Generally useful functions.
The function printf
discussed earlier is included in pl.utils because it makes properly formatted output easier. (There is an equivalent fprintf
which also takes a file object parameter, just like the C function.)
Utility functions like is_callable
and is_type
help with identifying what kind of animal you are dealing with. Obviously, a function is callable, but an object can be callable as well if it has overriden the __call
metamethod. The Lua type function handles the basic types, but can't distinguish between different kinds of objects, which are all tables. So is_type
handles both cases, like is_type(s,"string")
and is_type(ls,List)
.
A common pattern when working with Lua varargs is capturing all the arguments in a table:
function t(...) local args = {...} ... end
But this will bite you someday when nil
is one of the arguments, since this will put a 'hole' in your table. In particular, #ls
will only give you the size upto the nil
value. Hence the need for table.pack - this is a new Lua 5.2 function which Penlight defines also for Lua 5.1.
function t(...) local args,n = table.pack(...) for i = 1,n do ... end end
The 'memoize' pattern occurs when you have a function which is expensive to call, but will always return the same value subsequently. utils.memoize is given a function, and returns another function. This calls the function the first time, saves the value for that argument, and thereafter for that argument returns the saved value.

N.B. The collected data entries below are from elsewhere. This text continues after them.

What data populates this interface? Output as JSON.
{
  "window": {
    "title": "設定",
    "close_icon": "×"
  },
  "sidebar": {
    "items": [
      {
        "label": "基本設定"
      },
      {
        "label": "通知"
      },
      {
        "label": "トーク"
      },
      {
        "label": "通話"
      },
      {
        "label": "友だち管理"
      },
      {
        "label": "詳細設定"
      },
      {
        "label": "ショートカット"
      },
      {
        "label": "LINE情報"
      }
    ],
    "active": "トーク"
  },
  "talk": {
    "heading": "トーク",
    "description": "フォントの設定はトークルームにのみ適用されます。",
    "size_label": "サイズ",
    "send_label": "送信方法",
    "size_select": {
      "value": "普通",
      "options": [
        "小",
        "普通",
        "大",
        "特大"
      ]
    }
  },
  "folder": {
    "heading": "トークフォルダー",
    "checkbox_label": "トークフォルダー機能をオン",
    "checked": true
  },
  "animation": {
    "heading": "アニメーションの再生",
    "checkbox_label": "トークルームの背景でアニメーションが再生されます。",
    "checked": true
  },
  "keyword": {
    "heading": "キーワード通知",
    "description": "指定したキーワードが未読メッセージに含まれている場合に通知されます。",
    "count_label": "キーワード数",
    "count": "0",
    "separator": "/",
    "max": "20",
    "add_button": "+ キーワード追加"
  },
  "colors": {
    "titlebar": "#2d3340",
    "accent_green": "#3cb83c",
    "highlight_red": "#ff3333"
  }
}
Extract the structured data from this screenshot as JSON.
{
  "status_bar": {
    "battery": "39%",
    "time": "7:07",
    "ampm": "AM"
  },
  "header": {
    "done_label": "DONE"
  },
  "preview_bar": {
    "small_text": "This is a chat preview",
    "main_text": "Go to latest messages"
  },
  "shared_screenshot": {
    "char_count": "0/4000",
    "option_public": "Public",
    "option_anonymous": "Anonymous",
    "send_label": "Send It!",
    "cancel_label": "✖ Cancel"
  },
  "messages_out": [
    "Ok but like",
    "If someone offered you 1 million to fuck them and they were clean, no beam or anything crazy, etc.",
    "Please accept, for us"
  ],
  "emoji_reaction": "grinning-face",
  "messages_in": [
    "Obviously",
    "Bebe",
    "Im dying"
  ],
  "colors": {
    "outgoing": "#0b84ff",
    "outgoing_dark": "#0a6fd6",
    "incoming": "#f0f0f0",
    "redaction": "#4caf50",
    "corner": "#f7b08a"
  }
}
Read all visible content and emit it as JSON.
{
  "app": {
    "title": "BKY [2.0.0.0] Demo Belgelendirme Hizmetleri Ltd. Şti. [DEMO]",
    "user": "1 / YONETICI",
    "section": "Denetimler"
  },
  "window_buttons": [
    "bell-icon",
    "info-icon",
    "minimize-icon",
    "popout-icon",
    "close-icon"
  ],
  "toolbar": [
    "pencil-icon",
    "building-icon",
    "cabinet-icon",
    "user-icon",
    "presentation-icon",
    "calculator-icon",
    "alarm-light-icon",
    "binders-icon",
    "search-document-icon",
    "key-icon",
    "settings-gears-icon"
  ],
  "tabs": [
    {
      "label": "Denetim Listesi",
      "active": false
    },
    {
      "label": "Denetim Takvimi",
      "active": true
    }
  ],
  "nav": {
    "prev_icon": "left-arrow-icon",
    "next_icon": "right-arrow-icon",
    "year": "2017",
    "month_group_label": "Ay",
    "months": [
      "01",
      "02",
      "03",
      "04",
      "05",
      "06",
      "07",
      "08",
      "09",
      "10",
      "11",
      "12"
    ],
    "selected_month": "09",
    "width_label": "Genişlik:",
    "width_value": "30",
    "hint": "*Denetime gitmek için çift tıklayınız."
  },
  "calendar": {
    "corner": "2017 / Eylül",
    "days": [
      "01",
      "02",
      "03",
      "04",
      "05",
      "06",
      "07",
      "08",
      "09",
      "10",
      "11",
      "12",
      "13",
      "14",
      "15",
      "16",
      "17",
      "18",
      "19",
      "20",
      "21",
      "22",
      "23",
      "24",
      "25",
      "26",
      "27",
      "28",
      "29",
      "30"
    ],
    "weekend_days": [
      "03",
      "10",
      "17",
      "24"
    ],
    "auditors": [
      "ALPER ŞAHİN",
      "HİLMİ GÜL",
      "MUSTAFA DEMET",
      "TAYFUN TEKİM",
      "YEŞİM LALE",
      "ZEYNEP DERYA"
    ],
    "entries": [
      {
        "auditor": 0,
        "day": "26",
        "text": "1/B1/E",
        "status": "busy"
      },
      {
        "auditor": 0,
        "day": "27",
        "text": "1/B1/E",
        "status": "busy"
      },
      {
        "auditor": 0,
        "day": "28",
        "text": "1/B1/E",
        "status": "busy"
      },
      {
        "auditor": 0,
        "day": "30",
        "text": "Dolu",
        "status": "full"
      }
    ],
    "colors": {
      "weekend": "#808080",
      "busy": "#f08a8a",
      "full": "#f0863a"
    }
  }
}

This is a more flexible alternative to building a table of values upfront, since in general you won't know what values are needed.
sum = utils.memoize(function(n) local sum = 0 for i = 1,n do sum = sum + i end return sum end) ... s = sum(1e8) --takes time! ... s = sum(1e8) --returned saved value!
Penlight is fully compatible with Lua 5.1, 5.2 and LuaJIT 2. To ensure this, utils also defines the global Lua 5.2 load function when needed.
- the input (either a string or a function)
- the source name used in debug information
- the mode is a string that can have either or both of 'b' or 't', depending on whether the source is a binary chunk or text code (default is 'bt')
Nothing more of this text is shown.